Come si è formato il debito pubblico? Le cause
La storia della formazione del debito pubblico in Italia si può dividere in quattro fasi:
- Prima fase: comincia nel 1897, con la crisi economica di fine Ottocento. L’Italia raggiunge il 117% del Pil nonostante un saldo primario positivo, ma riesce a scendere a quota 70% durante la crescita economica del periodo giolittiani;
- Seconda fase: nel primo dopoguerra, il debito contratto per lo sforzo bellico tocca il 160% del Pil. La cancellazione e la sistemazione dei debiti di guerra, oltre alla caduta del debito interno, permettono di superare la crisi finanziaria;
- Terza fase: durante la Seconda Guerra Mondiale, il debito pubblico italiano aveva raggiunto il 108% nel 1943, a causa delle spese dovute al conflitto. La terribile inflazione del secondo dopoguerra, però, sbriciola il debito e riassesta il rapporto col Pil al 40%;
- Quarta fase: l’ultima fase del debito pubblico italiano comincia alla fine degli anni ’60, quando cominciano ad attenuarsi le condizioni favorevoli del boom economico del secondo dopoguerra. È una fase considerata “cronica”, in quanto ancora irrisolta.

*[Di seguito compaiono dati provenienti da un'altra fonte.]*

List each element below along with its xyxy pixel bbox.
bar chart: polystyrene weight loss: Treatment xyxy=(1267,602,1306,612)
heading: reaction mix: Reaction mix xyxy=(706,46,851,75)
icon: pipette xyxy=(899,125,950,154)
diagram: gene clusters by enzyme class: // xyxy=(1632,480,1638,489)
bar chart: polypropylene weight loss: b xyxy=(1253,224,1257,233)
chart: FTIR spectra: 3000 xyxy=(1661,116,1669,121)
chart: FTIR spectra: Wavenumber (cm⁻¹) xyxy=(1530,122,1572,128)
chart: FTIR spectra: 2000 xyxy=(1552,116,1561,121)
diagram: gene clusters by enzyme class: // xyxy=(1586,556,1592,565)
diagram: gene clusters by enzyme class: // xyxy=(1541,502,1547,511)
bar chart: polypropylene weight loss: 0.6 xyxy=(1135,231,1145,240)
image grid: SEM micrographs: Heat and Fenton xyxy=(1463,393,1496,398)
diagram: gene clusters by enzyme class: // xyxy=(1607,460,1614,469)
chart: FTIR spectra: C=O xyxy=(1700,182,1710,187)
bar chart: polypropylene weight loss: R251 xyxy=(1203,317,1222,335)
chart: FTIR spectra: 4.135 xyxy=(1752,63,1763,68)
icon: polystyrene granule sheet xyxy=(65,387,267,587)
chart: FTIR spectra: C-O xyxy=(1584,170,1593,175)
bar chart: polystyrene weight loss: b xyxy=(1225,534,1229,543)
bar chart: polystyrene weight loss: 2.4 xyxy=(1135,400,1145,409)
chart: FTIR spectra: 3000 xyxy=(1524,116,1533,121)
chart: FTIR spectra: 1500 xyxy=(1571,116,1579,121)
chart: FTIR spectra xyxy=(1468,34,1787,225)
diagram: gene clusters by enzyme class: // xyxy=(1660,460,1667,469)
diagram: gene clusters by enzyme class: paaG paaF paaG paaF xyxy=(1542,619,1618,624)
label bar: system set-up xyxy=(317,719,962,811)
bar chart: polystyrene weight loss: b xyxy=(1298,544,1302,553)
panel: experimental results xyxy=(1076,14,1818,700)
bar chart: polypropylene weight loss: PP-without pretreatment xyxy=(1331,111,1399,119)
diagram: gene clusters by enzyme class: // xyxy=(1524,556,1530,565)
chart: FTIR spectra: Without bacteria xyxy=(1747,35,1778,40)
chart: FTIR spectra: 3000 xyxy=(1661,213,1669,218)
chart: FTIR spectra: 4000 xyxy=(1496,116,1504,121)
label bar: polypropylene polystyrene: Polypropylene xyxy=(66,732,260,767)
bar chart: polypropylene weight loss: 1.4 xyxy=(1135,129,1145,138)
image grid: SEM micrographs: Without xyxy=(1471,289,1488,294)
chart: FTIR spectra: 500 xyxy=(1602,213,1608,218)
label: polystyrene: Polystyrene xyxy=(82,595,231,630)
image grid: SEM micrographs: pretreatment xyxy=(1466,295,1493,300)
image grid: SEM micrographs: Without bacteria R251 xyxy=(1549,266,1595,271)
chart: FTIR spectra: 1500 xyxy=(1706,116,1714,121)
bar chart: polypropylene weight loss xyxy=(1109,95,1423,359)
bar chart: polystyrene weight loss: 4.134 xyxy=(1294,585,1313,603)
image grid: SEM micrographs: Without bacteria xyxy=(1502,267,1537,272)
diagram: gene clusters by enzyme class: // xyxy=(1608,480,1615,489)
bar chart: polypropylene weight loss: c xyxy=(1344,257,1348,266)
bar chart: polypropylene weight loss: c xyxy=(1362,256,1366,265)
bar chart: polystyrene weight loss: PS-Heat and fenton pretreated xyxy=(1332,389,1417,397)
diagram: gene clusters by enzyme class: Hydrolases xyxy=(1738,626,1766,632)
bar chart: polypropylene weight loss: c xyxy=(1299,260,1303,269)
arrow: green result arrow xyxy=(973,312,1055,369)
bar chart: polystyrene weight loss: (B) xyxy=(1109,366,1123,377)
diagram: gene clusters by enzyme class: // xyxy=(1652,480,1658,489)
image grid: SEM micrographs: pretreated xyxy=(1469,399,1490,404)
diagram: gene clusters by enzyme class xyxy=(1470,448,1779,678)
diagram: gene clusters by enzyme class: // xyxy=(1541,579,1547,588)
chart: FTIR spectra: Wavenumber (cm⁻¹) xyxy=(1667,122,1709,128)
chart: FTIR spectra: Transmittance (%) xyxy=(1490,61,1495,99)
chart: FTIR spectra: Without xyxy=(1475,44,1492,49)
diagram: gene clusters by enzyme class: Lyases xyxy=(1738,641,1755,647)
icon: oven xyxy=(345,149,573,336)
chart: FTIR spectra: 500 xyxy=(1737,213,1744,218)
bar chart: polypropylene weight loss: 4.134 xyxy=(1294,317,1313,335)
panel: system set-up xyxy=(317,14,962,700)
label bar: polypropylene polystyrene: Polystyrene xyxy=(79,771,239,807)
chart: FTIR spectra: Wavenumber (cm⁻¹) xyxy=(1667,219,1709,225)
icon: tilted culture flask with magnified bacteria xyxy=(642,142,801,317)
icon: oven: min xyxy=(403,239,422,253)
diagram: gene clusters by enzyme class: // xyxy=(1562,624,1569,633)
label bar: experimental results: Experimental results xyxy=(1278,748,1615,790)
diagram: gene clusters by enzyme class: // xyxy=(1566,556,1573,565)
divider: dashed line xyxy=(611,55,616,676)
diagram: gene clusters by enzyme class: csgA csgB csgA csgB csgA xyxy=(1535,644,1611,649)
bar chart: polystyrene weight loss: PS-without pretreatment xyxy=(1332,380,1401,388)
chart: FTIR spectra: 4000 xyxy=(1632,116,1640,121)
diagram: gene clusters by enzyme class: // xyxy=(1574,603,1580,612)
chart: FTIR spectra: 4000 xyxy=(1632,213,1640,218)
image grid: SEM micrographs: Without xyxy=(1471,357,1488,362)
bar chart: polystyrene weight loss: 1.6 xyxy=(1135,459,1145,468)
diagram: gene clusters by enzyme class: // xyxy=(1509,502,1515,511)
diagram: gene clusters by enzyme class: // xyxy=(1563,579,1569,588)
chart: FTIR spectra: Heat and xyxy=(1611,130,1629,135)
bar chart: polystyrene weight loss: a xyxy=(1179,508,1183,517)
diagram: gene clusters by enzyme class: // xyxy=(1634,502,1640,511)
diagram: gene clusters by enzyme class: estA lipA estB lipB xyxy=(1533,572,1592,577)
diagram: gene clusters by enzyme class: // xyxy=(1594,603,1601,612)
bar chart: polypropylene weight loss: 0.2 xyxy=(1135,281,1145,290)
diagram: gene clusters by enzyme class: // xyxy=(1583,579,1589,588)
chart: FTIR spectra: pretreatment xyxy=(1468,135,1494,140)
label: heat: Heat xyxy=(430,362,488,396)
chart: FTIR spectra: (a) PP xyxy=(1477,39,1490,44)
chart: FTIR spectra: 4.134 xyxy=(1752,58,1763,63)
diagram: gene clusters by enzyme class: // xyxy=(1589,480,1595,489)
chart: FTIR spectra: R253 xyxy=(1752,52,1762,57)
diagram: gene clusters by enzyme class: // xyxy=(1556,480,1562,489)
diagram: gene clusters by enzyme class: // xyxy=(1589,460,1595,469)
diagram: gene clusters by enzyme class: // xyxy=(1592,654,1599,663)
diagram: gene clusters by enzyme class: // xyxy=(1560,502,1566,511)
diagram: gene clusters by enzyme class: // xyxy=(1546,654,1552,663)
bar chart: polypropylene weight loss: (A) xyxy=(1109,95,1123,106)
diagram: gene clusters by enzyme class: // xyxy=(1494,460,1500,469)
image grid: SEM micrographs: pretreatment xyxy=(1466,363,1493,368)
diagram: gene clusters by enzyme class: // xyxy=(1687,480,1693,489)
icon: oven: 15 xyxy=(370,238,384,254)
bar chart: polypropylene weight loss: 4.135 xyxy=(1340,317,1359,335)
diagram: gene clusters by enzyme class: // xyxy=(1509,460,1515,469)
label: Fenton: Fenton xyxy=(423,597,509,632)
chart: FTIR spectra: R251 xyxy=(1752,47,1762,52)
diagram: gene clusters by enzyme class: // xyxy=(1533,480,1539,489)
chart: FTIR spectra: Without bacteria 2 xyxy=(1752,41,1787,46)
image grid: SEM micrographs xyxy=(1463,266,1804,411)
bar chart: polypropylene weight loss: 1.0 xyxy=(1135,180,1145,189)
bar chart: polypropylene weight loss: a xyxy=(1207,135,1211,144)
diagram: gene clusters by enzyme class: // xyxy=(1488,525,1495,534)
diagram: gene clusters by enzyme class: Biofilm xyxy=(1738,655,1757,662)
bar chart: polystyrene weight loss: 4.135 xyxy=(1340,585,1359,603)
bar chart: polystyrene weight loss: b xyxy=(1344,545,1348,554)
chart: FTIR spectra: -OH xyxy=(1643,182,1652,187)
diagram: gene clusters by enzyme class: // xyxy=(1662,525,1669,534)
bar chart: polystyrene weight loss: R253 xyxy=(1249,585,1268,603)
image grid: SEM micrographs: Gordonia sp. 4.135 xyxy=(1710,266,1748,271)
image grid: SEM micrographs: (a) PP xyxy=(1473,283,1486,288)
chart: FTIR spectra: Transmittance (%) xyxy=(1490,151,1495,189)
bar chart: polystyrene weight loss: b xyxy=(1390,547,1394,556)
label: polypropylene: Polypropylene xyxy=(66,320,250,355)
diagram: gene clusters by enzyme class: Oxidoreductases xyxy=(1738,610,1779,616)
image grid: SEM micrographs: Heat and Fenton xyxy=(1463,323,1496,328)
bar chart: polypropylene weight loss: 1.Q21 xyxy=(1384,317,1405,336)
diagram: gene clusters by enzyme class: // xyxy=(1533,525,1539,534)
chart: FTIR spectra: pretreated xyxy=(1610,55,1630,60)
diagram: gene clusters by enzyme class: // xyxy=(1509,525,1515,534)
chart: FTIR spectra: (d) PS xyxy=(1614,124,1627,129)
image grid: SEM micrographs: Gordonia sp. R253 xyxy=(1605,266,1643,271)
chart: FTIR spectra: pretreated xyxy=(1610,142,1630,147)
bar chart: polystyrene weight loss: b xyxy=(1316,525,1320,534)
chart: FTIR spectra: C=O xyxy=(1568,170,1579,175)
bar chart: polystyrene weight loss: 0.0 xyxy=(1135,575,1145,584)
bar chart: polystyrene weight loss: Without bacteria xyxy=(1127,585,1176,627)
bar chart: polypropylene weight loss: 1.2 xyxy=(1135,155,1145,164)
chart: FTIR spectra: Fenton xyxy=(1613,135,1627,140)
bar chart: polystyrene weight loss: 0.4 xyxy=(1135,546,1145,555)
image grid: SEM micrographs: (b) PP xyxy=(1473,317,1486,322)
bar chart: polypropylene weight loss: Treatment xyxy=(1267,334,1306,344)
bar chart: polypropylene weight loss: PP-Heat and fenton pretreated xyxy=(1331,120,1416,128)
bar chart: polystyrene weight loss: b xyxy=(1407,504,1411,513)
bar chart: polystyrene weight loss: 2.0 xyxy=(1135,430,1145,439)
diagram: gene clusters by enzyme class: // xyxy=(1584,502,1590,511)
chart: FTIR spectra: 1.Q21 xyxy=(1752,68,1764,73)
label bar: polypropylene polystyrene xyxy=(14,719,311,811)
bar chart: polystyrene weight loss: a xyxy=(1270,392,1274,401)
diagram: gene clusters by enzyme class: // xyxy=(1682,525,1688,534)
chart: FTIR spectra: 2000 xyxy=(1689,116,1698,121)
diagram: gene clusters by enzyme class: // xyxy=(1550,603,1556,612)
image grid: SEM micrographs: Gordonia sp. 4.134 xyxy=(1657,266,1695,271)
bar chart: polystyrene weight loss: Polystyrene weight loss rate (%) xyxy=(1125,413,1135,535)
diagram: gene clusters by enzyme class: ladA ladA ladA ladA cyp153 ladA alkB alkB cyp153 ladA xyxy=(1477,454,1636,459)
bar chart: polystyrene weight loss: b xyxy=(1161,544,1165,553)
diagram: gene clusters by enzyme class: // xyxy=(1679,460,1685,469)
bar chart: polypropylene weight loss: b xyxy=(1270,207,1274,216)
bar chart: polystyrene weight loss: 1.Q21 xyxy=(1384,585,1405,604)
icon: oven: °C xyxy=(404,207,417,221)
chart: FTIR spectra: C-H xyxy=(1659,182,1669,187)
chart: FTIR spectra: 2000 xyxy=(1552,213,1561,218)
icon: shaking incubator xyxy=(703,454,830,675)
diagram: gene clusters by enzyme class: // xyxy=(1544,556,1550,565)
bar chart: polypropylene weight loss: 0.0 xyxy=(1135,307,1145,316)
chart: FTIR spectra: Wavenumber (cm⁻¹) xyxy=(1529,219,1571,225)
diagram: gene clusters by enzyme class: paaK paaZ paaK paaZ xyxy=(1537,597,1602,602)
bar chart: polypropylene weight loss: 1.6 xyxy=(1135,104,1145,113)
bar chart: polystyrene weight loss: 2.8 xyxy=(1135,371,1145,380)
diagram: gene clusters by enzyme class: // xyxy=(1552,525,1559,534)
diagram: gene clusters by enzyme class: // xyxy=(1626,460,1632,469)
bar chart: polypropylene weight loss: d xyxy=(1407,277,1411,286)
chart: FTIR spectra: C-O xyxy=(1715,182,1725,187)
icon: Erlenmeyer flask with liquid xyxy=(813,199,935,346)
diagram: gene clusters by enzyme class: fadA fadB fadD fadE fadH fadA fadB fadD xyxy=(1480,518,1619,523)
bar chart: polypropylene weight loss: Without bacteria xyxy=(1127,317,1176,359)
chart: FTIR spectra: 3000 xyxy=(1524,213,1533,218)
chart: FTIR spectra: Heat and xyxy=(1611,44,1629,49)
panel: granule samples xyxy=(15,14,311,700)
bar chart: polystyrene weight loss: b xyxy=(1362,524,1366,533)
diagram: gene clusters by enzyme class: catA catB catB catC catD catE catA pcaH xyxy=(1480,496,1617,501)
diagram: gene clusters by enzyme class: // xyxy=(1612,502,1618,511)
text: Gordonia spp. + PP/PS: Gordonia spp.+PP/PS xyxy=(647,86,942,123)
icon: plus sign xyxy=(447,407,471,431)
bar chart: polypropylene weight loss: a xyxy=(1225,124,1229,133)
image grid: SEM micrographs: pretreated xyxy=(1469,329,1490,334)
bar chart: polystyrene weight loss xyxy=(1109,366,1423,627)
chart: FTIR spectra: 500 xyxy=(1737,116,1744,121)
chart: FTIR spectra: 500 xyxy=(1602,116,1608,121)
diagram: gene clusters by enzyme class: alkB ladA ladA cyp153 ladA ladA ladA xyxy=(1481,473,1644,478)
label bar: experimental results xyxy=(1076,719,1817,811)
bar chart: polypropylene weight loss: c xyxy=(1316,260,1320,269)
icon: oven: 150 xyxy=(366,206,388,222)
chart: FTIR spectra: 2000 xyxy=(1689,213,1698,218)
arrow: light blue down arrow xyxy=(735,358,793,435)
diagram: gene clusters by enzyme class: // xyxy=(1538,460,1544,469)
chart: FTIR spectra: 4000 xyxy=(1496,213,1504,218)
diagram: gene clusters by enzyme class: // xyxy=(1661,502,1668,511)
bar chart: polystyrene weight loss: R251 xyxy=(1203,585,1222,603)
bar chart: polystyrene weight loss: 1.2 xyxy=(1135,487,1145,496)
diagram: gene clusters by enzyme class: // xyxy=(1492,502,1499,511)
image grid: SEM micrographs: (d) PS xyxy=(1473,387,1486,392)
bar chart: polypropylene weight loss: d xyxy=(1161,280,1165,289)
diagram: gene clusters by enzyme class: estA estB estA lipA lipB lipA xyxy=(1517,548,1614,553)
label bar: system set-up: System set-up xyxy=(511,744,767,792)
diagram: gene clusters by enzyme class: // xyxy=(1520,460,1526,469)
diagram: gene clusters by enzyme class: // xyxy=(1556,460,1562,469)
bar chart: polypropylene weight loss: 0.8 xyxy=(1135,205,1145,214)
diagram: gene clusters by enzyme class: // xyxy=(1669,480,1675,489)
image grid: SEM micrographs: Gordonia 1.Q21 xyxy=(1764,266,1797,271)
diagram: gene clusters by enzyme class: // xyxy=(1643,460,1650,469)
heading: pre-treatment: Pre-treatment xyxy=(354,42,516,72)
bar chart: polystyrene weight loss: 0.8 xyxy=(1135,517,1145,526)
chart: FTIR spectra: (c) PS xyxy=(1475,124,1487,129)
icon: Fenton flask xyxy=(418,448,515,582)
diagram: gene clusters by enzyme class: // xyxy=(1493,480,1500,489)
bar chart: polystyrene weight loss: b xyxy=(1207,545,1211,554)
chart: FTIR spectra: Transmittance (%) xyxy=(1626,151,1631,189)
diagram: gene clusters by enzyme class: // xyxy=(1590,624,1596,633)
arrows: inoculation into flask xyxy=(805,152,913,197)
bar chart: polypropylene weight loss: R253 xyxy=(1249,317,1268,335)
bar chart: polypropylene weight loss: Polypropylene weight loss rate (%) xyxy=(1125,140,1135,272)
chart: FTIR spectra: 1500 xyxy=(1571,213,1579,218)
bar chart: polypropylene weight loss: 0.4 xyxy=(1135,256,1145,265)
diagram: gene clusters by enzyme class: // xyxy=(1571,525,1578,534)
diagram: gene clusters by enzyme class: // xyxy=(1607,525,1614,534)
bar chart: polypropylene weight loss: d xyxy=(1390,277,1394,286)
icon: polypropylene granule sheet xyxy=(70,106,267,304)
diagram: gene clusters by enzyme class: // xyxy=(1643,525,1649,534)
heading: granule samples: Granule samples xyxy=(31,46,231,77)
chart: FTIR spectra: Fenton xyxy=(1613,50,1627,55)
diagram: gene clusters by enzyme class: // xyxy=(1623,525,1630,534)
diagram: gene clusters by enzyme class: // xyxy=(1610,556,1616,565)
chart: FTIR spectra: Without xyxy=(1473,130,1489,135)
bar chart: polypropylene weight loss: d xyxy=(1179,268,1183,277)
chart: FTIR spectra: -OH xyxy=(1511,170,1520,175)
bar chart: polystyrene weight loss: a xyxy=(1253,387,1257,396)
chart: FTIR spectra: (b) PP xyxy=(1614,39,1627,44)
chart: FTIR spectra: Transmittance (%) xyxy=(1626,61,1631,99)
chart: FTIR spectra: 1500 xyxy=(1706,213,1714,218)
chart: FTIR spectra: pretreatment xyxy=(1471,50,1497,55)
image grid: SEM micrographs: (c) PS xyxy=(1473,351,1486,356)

L’emergere delle tensioni economiche e finanziarie all’inizio degli anni ’70, sia sul piano interno che su quello internazionale, dà quindi inizio a una fase che ancora persiste e influisce sulla nostra economia.
Tra le cause sviluppatesi tra il 1973 e il 1994 troviamo, in ordine cronologico:
- la crisi petrolifera del 1973, che causa un’inflazione galoppante, alimentata dalla svalutazione della lira;
- il miglioramento del welfare, che provoca un aumento della spesa pubblica, il quale si combina con la stagnazione delle entrate;
- la stampa di moneta da parte della Banca d’Italia nel 1975, per comprare le obbligazioni rimaste invendute, scaricando il costo dell’aumento del debito dai conti pubblici sulla lira;
- la guerra all’inflazione da parte della Fed (Federal Reserve) nel 1981, che stringe i tassi e innesca una minirecessione globale prima del boom economico;
- la liberazione dall’obbligo di acquisto dei titoli di Stato invenduti di Bankitalia, per permettere alla lira di restare all’interno del Sistema monetario europeo;
- l’elevata inflazione del 1982, con tassi d’interesse superiori al 25%;
- l’introduzione di sistemi di intervento pubblico che prevedono spese incompatibili con le previsioni di crescita.
Negli anni ’90, i vari governi cominciano ad adottare una politica di tagli alle spese e di riduzione del debito pubblico, al fine di rientrare nei parametri stabiliti dal Trattato di Maastricht. Fino al 2007, il debito pubblico italiano subisce una diminuzione, ma la successiva Grande Crisi nel 2009 e le spese per far fronte alla pandemia causata dal Covid-19 hanno portato l’ammontare del debito a 2.714 miliardi di euro, secondo le dichiarazioni della Banca d’Italia a inizio 2022.